Both “true BC” and “over-diagnosed cancer” may be associated with considerable physical and psychological morbidity [7,8]. Nevertheless, screening is supposed to improve quality of life due to the early stage of the cancer and the associated less aggressive treatment than in symptomatically diagnosed cancers. This may theoretically be true, but has not often be studied [9]. In this retrospective analysis, we quantify the morbidity due to BC and its treatments in “Screened Women” (SW) as compared to that of symptomatic women, defined as “Clinically Diagnosed Women” (CDW). We further quantified the BC morbidity in diagnosed and screened women, after having excluded women at risk of breast cancer due to a family history.

Materials and Methods

Study design: retrospective cohort study

Patients selection: We analyzed systematically all the data of patients diagnosed with BC from January 2010 and December 2013 (n=669) in the C.H.U Saint-Pierre, a community and university hospital situated downtown Brussels, and treating a multicultural population.

Screened tumors were discovered by mammography in asymptomatic women who were invited to be screened by the Brussels region (“Mammotest program”) or were send by their physician for opportunistic screening. The uptake of organized screening is rather low in Brussels, (and this is in part due to the complex administrative bilingual situation of the Brussels district). That is why many women are still send by their physicians for opportunistic screening every two years (as for organized screening) or every year when they have a first-degree family history of breast cancer.

Screened women under 50 and over 69 years-old had opportunistic screening given the fact that organized screening does not apply to them, although more and more physicians and opinion leaders consider that there is a place for screening at those ages.

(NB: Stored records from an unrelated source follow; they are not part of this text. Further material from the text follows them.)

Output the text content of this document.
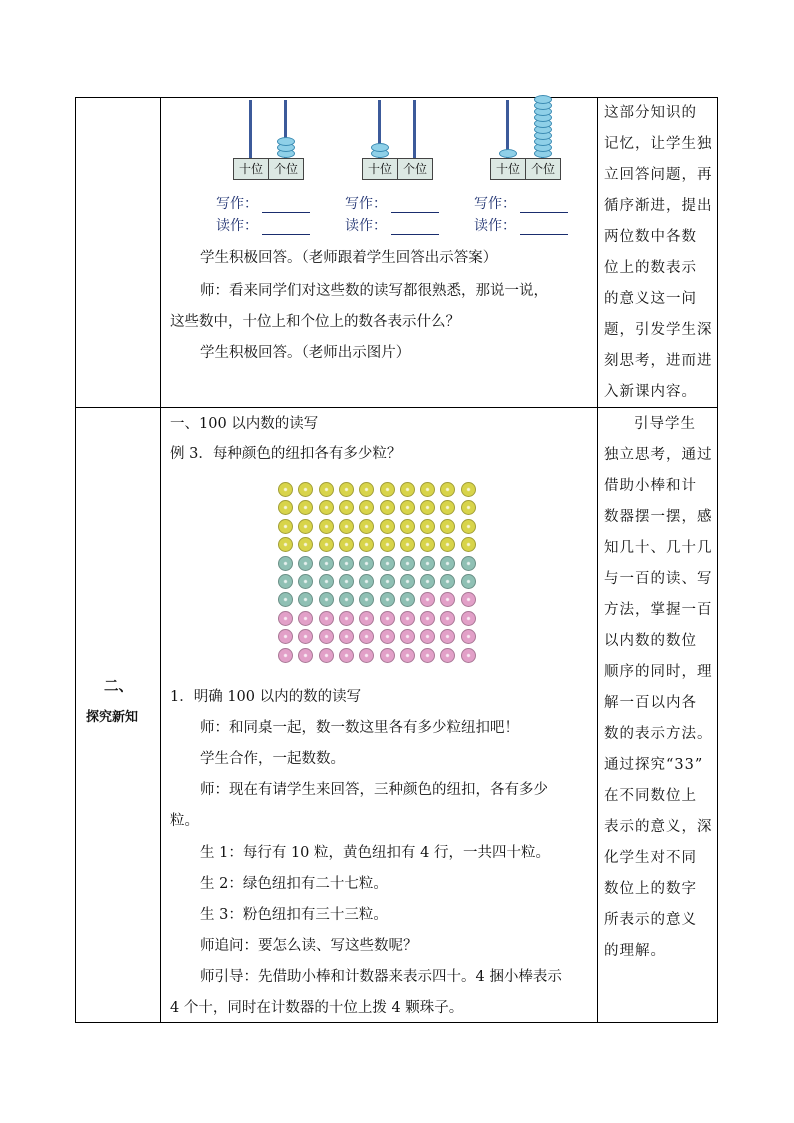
十位 个位	十位 个位	十位 个位
写作：
读作：
写作：
读作：
写作：
读作：
学生积极回答。（老师跟着学生回答出示答案）
师：看来同学们对这些数的读写都很熟悉，那说一说，
这些数中，十位上和个位上的数各表示什么？
学生积极回答。（老师出示图片）
这部分知识的
记忆，让学生独
立回答问题，再
循序渐进，提出
两位数中各数
位上的数表示
的意义这一问
题，引发学生深
刻思考，进而进
入新课内容。
二、
探究新知
一、100 以内数的读写
例 3．每种颜色的纽扣各有多少粒？
1．明确 100 以内的数的读写
师：和同桌一起，数一数这里各有多少粒纽扣吧！
学生合作，一起数数。
师：现在有请学生来回答，三种颜色的纽扣，各有多少
粒。
生 1：每行有 10 粒，黄色纽扣有 4 行，一共四十粒。
生 2：绿色纽扣有二十七粒。
生 3：粉色纽扣有三十三粒。
师追问：要怎么读、写这些数呢？
师引导：先借助小棒和计数器来表示四十。4 捆小棒表示
4 个十，同时在计数器的十位上拨 4 颗珠子。
引导学生
独立思考，通过
借助小棒和计
数器摆一摆，感
知几十、几十几
与一百的读、写
方法，掌握一百
以内数的数位
顺序的同时，理
解一百以内各
数的表示方法。
通过探究“33”
在不同数位上
表示的意义，深
化学生对不同
数位上的数字
所表示的意义
的理解。
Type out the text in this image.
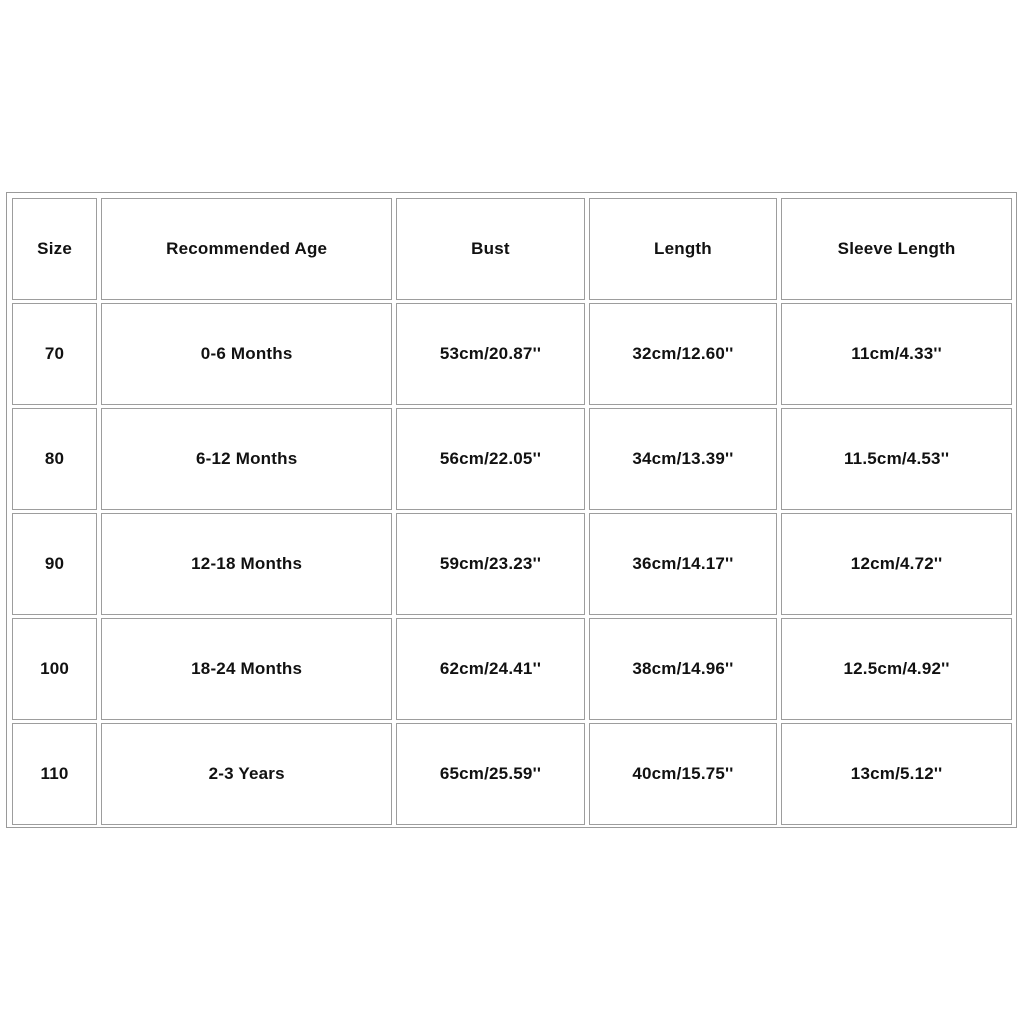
Size	Recommended Age	Bust	Length	Sleeve Length
70	0-6 Months	53cm/20.87''	32cm/12.60''	11cm/4.33''
80	6-12 Months	56cm/22.05''	34cm/13.39''	11.5cm/4.53''
90	12-18 Months	59cm/23.23''	36cm/14.17''	12cm/4.72''
100	18-24 Months	62cm/24.41''	38cm/14.96''	12.5cm/4.92''
110	2-3 Years	65cm/25.59''	40cm/15.75''	13cm/5.12''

Clinically diagnosed tumors included symptoms such as feeling a mass, an axillary adenopathy, mammary discharge, pain, skin retraction, ulceration, pleural effusion or symptoms related to a metastasis. We excluded male patients and those fortuitously discovered (during breast reduction) (n=3).

We collected data about the date of BC detection, mode of detection and tumors characteristics. These data were collected systematically and are forwarded to the Belgian Cancer registry.

Tumors’ characteristics

We included stage, size, whether there was extensive disease (node and metastasis), the Elston-Ellis histopronostic grade (ranging from I to III), whether the tumor was in situ or invasive, lobular or ductal, the expression of estrogen and progesterone receptors, the proliferation index (classified as low when the Ki67<15% and high when Ki67>15%) and the presence of HER2 gene amplification.

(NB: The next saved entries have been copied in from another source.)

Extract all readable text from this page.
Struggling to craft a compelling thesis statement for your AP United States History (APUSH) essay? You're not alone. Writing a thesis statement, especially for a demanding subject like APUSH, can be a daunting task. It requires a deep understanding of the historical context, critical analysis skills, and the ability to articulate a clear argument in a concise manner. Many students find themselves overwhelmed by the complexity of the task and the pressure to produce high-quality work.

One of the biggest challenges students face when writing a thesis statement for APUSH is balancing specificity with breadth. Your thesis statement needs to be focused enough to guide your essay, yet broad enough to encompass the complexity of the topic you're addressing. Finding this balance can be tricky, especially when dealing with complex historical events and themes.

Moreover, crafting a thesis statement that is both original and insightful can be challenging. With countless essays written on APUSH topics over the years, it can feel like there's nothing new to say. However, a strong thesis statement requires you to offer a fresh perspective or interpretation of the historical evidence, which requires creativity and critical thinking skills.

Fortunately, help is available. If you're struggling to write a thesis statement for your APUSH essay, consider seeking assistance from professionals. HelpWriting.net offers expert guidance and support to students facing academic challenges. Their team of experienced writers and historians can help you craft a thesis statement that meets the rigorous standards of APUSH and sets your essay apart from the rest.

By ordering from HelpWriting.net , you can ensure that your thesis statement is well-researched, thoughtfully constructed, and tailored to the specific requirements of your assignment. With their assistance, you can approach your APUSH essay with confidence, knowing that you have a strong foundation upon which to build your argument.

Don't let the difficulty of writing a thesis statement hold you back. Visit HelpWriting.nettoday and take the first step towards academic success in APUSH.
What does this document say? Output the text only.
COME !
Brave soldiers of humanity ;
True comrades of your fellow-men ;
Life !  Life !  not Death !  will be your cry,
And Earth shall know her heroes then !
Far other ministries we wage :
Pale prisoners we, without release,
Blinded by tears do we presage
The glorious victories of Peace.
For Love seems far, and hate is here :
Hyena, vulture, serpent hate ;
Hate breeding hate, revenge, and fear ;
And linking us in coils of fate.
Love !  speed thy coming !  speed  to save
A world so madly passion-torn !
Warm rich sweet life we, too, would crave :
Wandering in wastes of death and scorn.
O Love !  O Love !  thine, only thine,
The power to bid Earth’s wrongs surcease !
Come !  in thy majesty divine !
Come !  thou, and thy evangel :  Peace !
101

Treatment characteristics: The following information about treatment was collected: type of surgery (lumpectomy, mastectomy, axillary lymph node dissection, removal of the sentinel node), radiotherapy, neo-adjuvant chemotherapy or chemotherapy postsurgery, use of hormone-therapy and immunotherapy.

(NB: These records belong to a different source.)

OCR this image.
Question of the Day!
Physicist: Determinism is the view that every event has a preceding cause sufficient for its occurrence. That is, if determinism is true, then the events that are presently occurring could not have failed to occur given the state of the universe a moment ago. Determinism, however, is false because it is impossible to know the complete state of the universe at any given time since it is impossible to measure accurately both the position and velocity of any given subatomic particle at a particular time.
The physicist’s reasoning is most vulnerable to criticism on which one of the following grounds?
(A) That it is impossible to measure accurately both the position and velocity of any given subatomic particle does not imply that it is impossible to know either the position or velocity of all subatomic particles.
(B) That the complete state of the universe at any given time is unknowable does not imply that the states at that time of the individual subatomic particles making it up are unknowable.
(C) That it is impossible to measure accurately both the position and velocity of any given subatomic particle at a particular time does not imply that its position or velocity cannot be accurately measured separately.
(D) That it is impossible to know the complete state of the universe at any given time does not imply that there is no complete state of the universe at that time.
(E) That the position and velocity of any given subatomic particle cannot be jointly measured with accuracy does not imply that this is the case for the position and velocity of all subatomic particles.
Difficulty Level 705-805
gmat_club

Outcomes: In particular, we considered as surrogate markers of morbidity: having a mastectomy versus a lumpectomy, an axillary Lymph Node Dissection (LND) versus the removal of the sentinel node and undergoing chemotherapy or not.

Power analysis

We calculated that using a power of 80% (type II error) and type I error of 5% and hypothesizing a 50% reduction of needed chemotherapy (p (diagnosed) = 0.50 vs. p(screened)= 0.25; n=55), of mastectomy (p (diagnosed) = 0.4 vs. p(screened) =0.2, n=79) less than 100 patients were needed.

Statistical analyses

Groups were compared using Chi-squared test, Fisher’s exact test for small numbers and t tests. The first analysis compared tumors’ characteristics and treatments between all screened and clinically diagnosed women (Table 1). Characteristics were expressed in mean + standard deviation or median (IQR) when there were continuous and in percentage when they were categorical. In order to reduce the risk of bias, we conducted a second analysis, excluding women with relevant BC risk factors (such as personal and/or 1st, 2nd or 3rd degree family BC history, or genetic BC predisposition) and stratified these analyses by age classes (40-49, 50-69 and 70-75 years old) (Figure 1).